O processo de violência contra lideranças docentes indígenas fora do padrão oficial e da subordinação estatal: uma crônica da sobrevivência no ofício de educadora indígena urbana e ativista social

A crônica do dia emerge em meio a muitas tarefas políticas que demandam empenho, solidariedade e o fortalecimento de uma rede indígena que se reconhece pelas suas memórias vivas e pelos troncos paternos e maternos, estando ou não nos territórios ou nas comunidades ribeirinhas em processo de retomada e demarcação.

Quando as "aldeias" chegaram às cidades? Ou quando a cidade chegou à "aldeia"?

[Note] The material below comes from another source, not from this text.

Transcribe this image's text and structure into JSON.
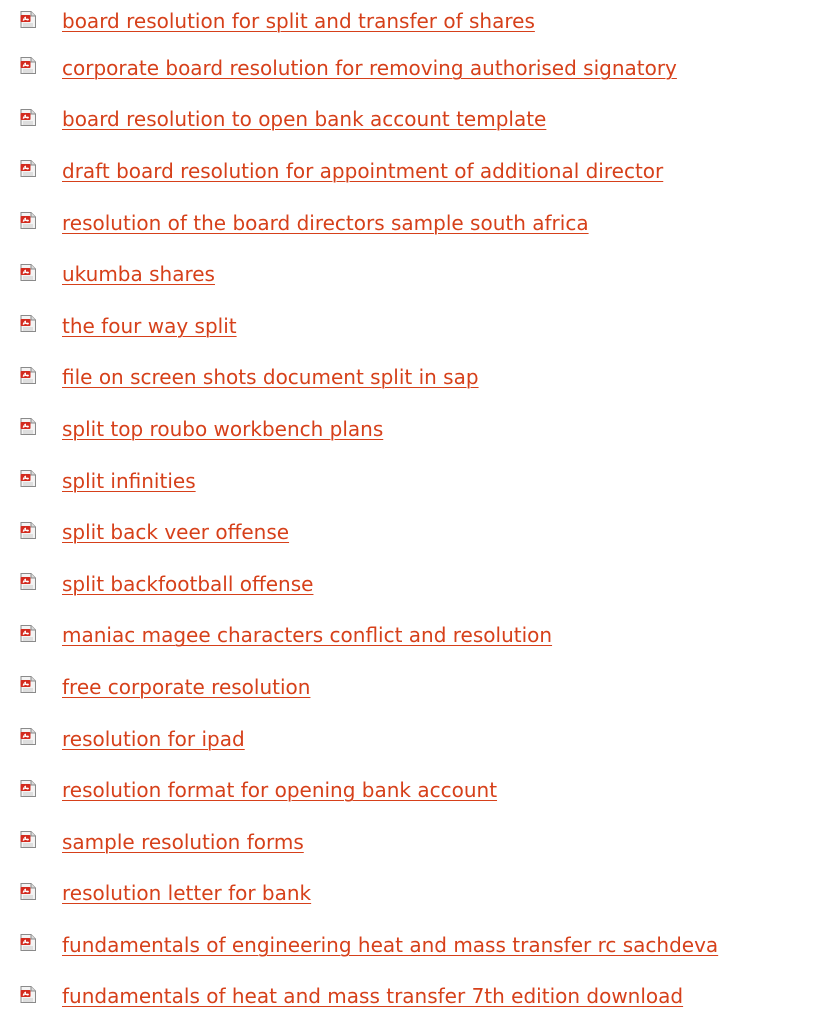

A croniqueta fala de um dia de fúria, quando se "descobre" indígena ao ouvir suas próprias memórias: o puxirum (mutirão); a produção de farinha com tipiti; a roça e a agricultura feita por mulheres; a pesca, a caça e a canoagem no jacamaúba feitas pelos homens... Todo esse processo de revisão do traumatismo craniano caboclo se cura quando esse homem aciona seus direitos e diz: "Eu sou Tupinambá". Esse homem é meu pai: Ademar da Silva Cardoso, filho de Duvalina Silva, sem registros oficiais da comunidade Mutuacá.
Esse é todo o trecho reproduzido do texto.